Una de las más aterradoras tuvo lugar en 1962. La Unión Soviética, al mando del camarada Nikita Kruschev, había colocado una serie de misiles nucleares en la Cuba socialista. Descubiertos por el gobierno de Estados Unidos, comenzó la negociación que acabó en telefonazo rojo: Kruschev aceptó quitar los misiles - contra la voluntad de Fidel Castro - y Kennedy se comprometió a hacer lo propio con su arsenal nuclear en Turquía.
En el imaginario colectivo, la guerra nuclear era posible porque la realidad de Guerra Fría era palpable. Los países de la OTAN y del Pacto de Varsovia peleaban en una contienda a muerte en diferentes territorios del mundo. Estados Unidos financiaba demenciales dictaduras de derecha que arrasaban con todo a su paso. Los soviéticos apostaban, por su parte, a sus partidos satélites y daban auspicio a totalitarios regímenes a los que llamaban "democracias populares".

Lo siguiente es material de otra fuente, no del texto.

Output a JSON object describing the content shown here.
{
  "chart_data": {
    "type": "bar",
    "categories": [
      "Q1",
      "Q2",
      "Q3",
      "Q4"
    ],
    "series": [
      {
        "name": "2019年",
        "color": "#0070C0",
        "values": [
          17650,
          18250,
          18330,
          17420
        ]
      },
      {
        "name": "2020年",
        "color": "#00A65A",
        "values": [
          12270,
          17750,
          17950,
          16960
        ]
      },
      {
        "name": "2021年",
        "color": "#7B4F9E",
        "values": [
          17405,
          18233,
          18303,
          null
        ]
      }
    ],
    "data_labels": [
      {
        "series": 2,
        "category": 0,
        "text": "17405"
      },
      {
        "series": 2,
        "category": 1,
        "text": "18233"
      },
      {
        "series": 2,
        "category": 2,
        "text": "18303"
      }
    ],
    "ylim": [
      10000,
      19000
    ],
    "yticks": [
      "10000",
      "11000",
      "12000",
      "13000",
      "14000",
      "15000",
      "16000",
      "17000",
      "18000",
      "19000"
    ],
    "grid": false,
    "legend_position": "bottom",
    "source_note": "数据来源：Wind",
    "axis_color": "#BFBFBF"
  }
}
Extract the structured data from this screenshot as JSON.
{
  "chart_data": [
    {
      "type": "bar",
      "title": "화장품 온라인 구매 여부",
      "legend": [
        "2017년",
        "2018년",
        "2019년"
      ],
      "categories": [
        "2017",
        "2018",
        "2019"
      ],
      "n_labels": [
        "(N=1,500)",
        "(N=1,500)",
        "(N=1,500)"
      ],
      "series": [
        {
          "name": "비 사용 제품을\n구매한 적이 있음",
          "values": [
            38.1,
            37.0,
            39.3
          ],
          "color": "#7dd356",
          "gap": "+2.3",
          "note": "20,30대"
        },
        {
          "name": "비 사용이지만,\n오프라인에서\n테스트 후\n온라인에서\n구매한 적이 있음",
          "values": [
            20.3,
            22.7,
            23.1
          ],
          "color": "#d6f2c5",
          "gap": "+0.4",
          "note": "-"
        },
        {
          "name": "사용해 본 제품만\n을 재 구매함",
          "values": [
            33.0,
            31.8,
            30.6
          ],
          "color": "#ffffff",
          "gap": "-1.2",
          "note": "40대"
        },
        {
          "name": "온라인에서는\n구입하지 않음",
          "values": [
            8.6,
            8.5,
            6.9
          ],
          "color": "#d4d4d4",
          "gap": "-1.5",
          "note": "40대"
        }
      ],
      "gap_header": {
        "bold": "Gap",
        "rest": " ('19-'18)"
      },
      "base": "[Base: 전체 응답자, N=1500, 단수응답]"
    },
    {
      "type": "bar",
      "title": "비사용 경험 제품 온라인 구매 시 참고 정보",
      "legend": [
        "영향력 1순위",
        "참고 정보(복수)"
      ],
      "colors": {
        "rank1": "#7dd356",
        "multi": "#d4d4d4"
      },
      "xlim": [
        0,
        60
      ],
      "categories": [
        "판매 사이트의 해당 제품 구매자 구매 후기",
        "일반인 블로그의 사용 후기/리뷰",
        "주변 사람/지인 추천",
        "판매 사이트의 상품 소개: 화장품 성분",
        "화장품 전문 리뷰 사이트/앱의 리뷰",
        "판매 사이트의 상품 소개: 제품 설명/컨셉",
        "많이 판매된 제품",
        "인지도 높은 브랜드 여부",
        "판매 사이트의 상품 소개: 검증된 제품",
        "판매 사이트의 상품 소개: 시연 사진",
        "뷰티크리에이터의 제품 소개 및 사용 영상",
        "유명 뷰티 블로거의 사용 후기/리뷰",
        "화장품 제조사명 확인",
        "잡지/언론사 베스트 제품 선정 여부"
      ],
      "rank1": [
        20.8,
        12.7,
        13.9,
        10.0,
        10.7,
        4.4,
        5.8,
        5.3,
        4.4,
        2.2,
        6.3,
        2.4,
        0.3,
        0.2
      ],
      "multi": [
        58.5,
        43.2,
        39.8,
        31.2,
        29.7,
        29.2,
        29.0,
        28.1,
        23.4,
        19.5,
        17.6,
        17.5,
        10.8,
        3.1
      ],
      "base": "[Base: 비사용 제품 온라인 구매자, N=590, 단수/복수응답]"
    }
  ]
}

En medio del temor por el estallido, reinaban las ficciones y los relatos. Las novelas post-apocalípticas de Philip Dick - que daba por hecho la guerra nuclear en La penúltima verdad- y las obras de ciencia ficción de un católico pacifista como Walter M.Miller (autor de Cántico por Leibowitz) estaban a la orden del día. El ruso Andrei Tarkovsky tocaba metafóricamente la cuestión en su película Sacrificio y Theodore Sturgeon apostaba al amor en su relato El trueno y las rosas en el que, tras el apocalipsis nuclear, los escasos sobrevivientes sólo se dedicaban a construir la paz. A ellos se sumaban las novelas de espías, en las que se destacaban Le Carré y Graham Greene. Y no faltaban, por supuesto, quienes literaturizaban una filosofía. Entre ellos, el genial Aldous Huxley dejaba claras sus miradas en un libro como Mono y esencia. Allí, solo un país se salvaba de la destrucción nuclear. Era la pequeña Nueva Zelanda.
En el mundo socialista las cosas no eran diferentes. En el confuso underground soviético, diversos artistas manifestaban su terror con unas surrealistas ilustraciones que parecían extraídas de un manual combinado de realismo socialista y cine de terror de "clase b". Boris Mikhailov fotografiaba a hombres con máscaras blancas con respiradores artificiales en un futuro postapocalíptico. Y Sergei Sherstluk pintaba a un cosmonauta muerto en un paraíso socialista con una imponente belleza natural pero ninguna vida posible.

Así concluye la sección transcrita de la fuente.